May 26th 2020
On Tuesday, 50,000 people took part in eleventh wave of UAntwerp’s Big Corona Study
Since the first relaxations in early May, the mental well-being of Belgians has been going in the right direction, although there is a small but growing group with indications of psychological problems. These and other interesting findings emerged from the weekly Big Corona Study.
Tuesday saw the eleventh wave of the Big Corona Study of the University of Antwerp. Scientists from the University of Antwerp are working together with colleagues from UHasselt, KU Leuven and ULB, and can count on financial support from the Research Foundation Flanders (FWO). Just under 50,000 Belgians took some time again this Tuesday to answer the questions. For the second week in a row, a separate children’s questionnaire was also organised for six to twelve-year-olds.
Last week, 70,000 people took part. The steady decline is quite logical, according to the scientists. ‘Step by step, people pick up their – more or less normal – lives’, initiators Philippe Beutels and Pierre Van Damme (UAntwerp) say. ‘The fact that 50,000 people are still taking part is still great. The questionnaire thus continues to provide relevant information. Thank you for that!’
Health care workers get infected at work
An initial analysis of the large amount of data – as is customary each week – yields some interesting findings:
Of the 303 respondents in the last three questionnaires who think they know where they got their confirmed infection, 178 state that the workplace was the source. A large proportion of them (98/178) work in the health care sector. Given that the virus was able to spread in our residential care homes, this is perhaps not surprising, but it remains important to further reduce risk in these environments. Education (11), industry (9) and trade (9) are also indicated as possible work situations where people suspect to have contracted an infection, but these numbers are significantly lower.
The Big Corona Study has been probing the mental well-being of Belgians for many weeks. On average, mental well-being declined systematically until the beginning of May. After the first week of May (and the first relaxations) things have started moving in the right direction, but Belgian are still in a worse state than in June 2018, when Sciensano organised the big Health Survey in tempore non suspecto.
Something important to note: there is a small group of people who clearly indicate experiencing psychological problems. Their share rose from 1.5% at the beginning of the lockdown to 6% today. ‘It is important not to lose sight of them’, Thomas Neyens (UHasselt/KU Leuven) says.

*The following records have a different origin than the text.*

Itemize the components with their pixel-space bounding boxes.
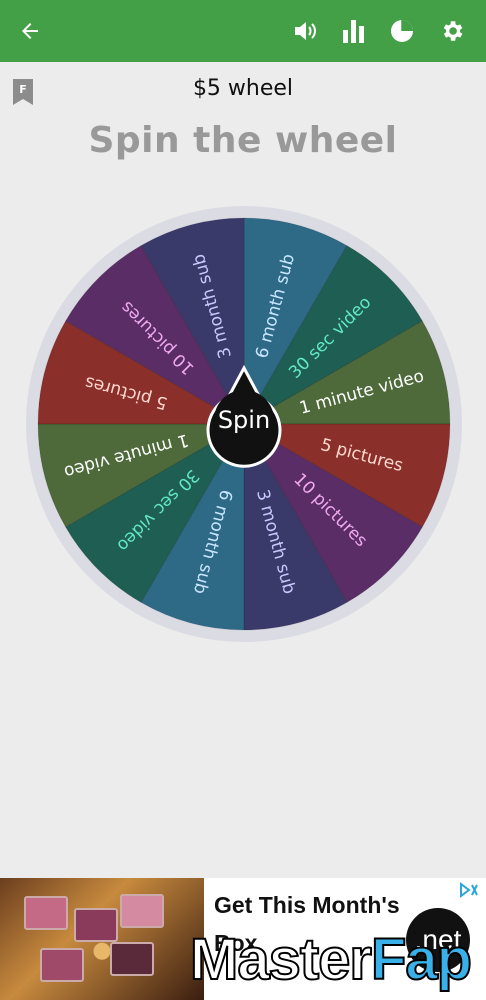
page-title: Spin the wheel [88,120,398,161]
palette-shape [110,942,154,976]
app-bar [0,0,486,62]
watermark-part2: Fap [370,927,473,993]
wheel-svg[interactable]: 6 month sub30 sec video1 minute video5 p… [26,206,462,642]
palette-shape [40,948,84,982]
gear-icon[interactable] [436,15,468,47]
arrow-left-icon[interactable] [14,15,46,47]
spin-wheel[interactable]: 6 month sub 30 sec video 1 minute video 5 p… [26,206,462,642]
ad-image[interactable] [0,878,204,1000]
pie-chart-icon[interactable] [386,15,418,47]
spin-label: Spin [218,406,270,434]
watermark: MasterFap [189,927,473,993]
palette-shape [24,896,68,930]
palette-shape [120,894,164,928]
watermark-part1: Master [189,927,373,993]
ad-choices-icon[interactable] [458,882,480,898]
palette-shape [74,908,118,942]
bar-chart-icon[interactable] [338,15,370,47]
volume-icon[interactable] [290,15,322,47]
wheel-title: $5 wheel [192,76,294,101]
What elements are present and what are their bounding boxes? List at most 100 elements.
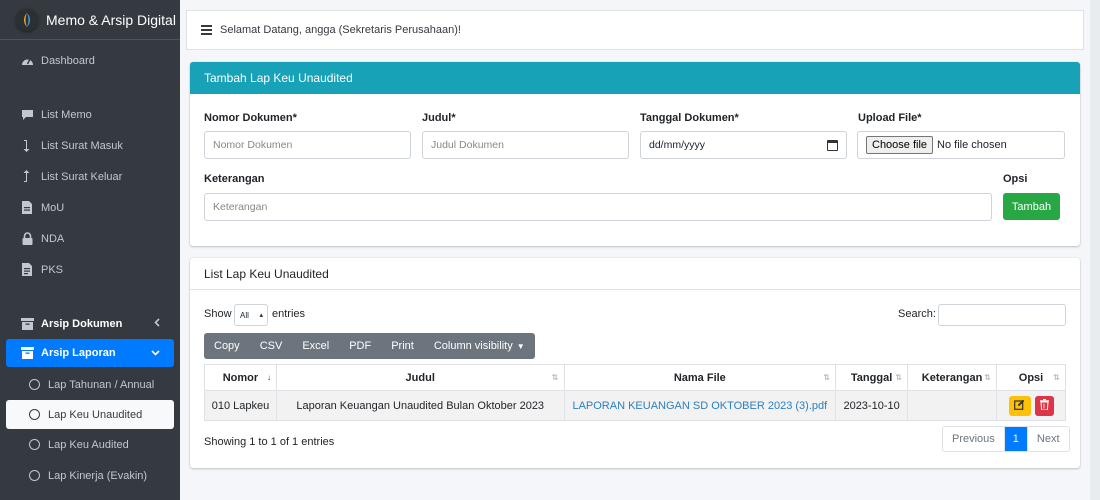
sidebar-item-label: NDA	[41, 232, 65, 245]
table-info: Showing 1 to 1 of 1 entries	[204, 436, 335, 448]
page-1-button[interactable]: 1	[1003, 427, 1027, 451]
calendar-icon[interactable]	[827, 139, 838, 151]
report-list-card: List Lap Keu Unaudited Show All ▴ entrie…	[190, 258, 1080, 468]
upload-file-label: Upload File*	[858, 112, 922, 124]
cell-opsi	[996, 390, 1066, 421]
sidebar-item-list-memo[interactable]: List Memo	[0, 99, 180, 130]
cell-nomor: 010 Lapkeu	[204, 390, 277, 421]
column-header-label: Judul	[405, 371, 435, 384]
column-header-judul[interactable]: Judul ⇅	[275, 364, 565, 391]
sidebar-subitem-lap-keu-unaudited[interactable]: Lap Keu Unaudited	[6, 400, 174, 429]
column-header-opsi[interactable]: Opsi ⇅	[996, 364, 1066, 391]
sidebar-item-arsip-dokumen[interactable]: Arsip Dokumen	[0, 308, 180, 339]
file-icon	[20, 201, 34, 214]
column-visibility-label: Column visibility	[433, 340, 513, 352]
report-table: Nomor ↓ Judul ⇅ Nama File ⇅ Tanggal ⇅ Ke…	[204, 364, 1066, 421]
copy-button[interactable]: Copy	[204, 333, 250, 359]
print-button[interactable]: Print	[381, 333, 424, 359]
trash-icon	[1039, 398, 1049, 413]
sidebar-item-surat-keluar[interactable]: List Surat Keluar	[0, 161, 180, 192]
column-header-label: Opsi	[1018, 371, 1044, 384]
nomor-dokumen-placeholder: Nomor Dokumen	[213, 139, 293, 151]
sidebar-subitem-lap-kinerja[interactable]: Lap Kinerja (Evakin)	[0, 460, 180, 491]
sidebar-item-label: Lap Keu Audited	[48, 438, 129, 451]
level-up-icon	[20, 170, 34, 183]
circle-icon	[27, 379, 41, 390]
sort-icon: ⇅	[1053, 373, 1060, 382]
welcome-text: Selamat Datang, angga (Sekretaris Perusa…	[220, 24, 461, 36]
sidebar-item-label: Lap Tahunan / Annual	[48, 378, 155, 391]
card-header: Tambah Lap Keu Unaudited	[190, 62, 1080, 94]
tambah-button[interactable]: Tambah	[1003, 193, 1060, 220]
no-file-text: No file chosen	[937, 139, 1007, 151]
column-header-nama-file[interactable]: Nama File ⇅	[563, 364, 837, 391]
keterangan-placeholder: Keterangan	[213, 201, 268, 213]
sort-updown-icon: ▴	[259, 312, 263, 319]
brand[interactable]: Memo & Arsip Digital	[0, 0, 180, 40]
keterangan-input[interactable]: Keterangan	[204, 193, 992, 221]
archive-icon	[20, 347, 34, 359]
dashboard-icon	[20, 55, 34, 66]
level-down-icon	[20, 139, 34, 152]
column-header-tanggal[interactable]: Tanggal ⇅	[835, 364, 909, 391]
column-header-label: Nama File	[673, 371, 726, 384]
circle-icon	[27, 470, 41, 481]
sidebar-item-pks[interactable]: PKS	[0, 254, 180, 285]
brand-logo-icon	[16, 8, 38, 31]
page-scrollbar[interactable]	[1090, 0, 1100, 500]
sidebar-item-label: Lap Keu Unaudited	[48, 408, 143, 421]
upload-file-input[interactable]: Choose file No file chosen	[857, 131, 1065, 159]
column-header-nomor[interactable]: Nomor ↓	[204, 364, 277, 391]
nomor-dokumen-input[interactable]: Nomor Dokumen	[204, 131, 411, 159]
lock-icon	[20, 232, 34, 245]
tanggal-dokumen-input[interactable]: dd/mm/yyyy	[640, 131, 847, 159]
file-link[interactable]: LAPORAN KEUANGAN SD OKTOBER 2023 (3).pdf	[572, 400, 827, 412]
judul-input[interactable]: Judul Dokumen	[422, 131, 629, 159]
sidebar-item-label: PKS	[41, 263, 64, 276]
edit-button[interactable]	[1008, 395, 1031, 416]
sidebar-item-label: Arsip Dokumen	[41, 317, 123, 330]
card-header: List Lap Keu Unaudited	[190, 258, 1080, 290]
search-input[interactable]	[938, 304, 1066, 326]
hamburger-menu-icon[interactable]	[201, 25, 212, 35]
sidebar-item-nda[interactable]: NDA	[0, 223, 180, 254]
sidebar-item-dashboard[interactable]: Dashboard	[0, 45, 180, 76]
circle-icon	[27, 409, 41, 420]
column-header-keterangan[interactable]: Keterangan ⇅	[907, 364, 997, 391]
sidebar-item-label: List Surat Keluar	[41, 170, 123, 183]
column-header-label: Nomor	[222, 371, 259, 384]
sidebar-item-label: MoU	[41, 201, 65, 214]
card-title: List Lap Keu Unaudited	[204, 266, 329, 281]
sidebar-item-surat-masuk[interactable]: List Surat Masuk	[0, 130, 180, 161]
judul-placeholder: Judul Dokumen	[431, 139, 504, 151]
delete-button[interactable]	[1034, 395, 1054, 416]
csv-button[interactable]: CSV	[250, 333, 293, 359]
sidebar: Memo & Arsip Digital Dashboard List Memo…	[0, 0, 180, 500]
sidebar-item-label: Dashboard	[41, 54, 95, 67]
edit-icon	[1014, 399, 1025, 413]
excel-button[interactable]: Excel	[292, 333, 339, 359]
next-page-button[interactable]: Next	[1026, 427, 1069, 451]
column-visibility-button[interactable]: Column visibility ▼	[424, 333, 535, 359]
judul-label: Judul*	[422, 112, 456, 124]
tambah-button-label: Tambah	[1011, 200, 1052, 213]
choose-file-button[interactable]: Choose file	[866, 136, 934, 154]
brand-title: Memo & Arsip Digital	[46, 11, 176, 28]
entries-select[interactable]: All ▴	[234, 304, 268, 326]
pdf-button[interactable]: PDF	[339, 333, 381, 359]
sidebar-item-arsip-laporan[interactable]: Arsip Laporan	[6, 339, 174, 367]
sidebar-item-mou[interactable]: MoU	[0, 192, 180, 223]
column-header-label: Tanggal	[850, 371, 893, 384]
tanggal-dokumen-label: Tanggal Dokumen*	[640, 112, 739, 124]
pagination: Previous 1 Next	[942, 426, 1070, 452]
sort-icon: ⇅	[984, 373, 991, 382]
sidebar-subitem-lap-tahunan[interactable]: Lap Tahunan / Annual	[0, 369, 180, 400]
cell-tanggal: 2023-10-10	[835, 390, 909, 421]
add-report-card: Tambah Lap Keu Unaudited Nomor Dokumen* …	[190, 62, 1080, 246]
cell-judul: Laporan Keuangan Unaudited Bulan Oktober…	[275, 390, 565, 421]
previous-page-button[interactable]: Previous	[943, 427, 1004, 451]
search-label: Search:	[898, 308, 936, 320]
sort-icon: ⇅	[895, 373, 903, 382]
sidebar-subitem-lap-keu-audited[interactable]: Lap Keu Audited	[0, 429, 180, 460]
tanggal-dokumen-value: dd/mm/yyyy	[649, 139, 706, 151]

38 respondents received a COVID-19 diagnosis in the past 8 days. Only 8 (21%) of them were contacted by a contact tracer up until Tuesday, and this happened between 3 to 12 days after the onset of their symptoms.
The living situation of children has a clear impact on the activities they engage in. About 20% of children without a garden or patio can play sports, compared to about 35% of children who have at least a patio. For playing outside, the ratio is even more pronounced: about 70% of children with a garden and/or patio, compared to about 45% of children without.
On Tuesday 2 June between 10 a.m. and 10 p.m., the twelfth wave of the Big Corona Study is scheduled to take place (available in four languages): www.corona-study.be.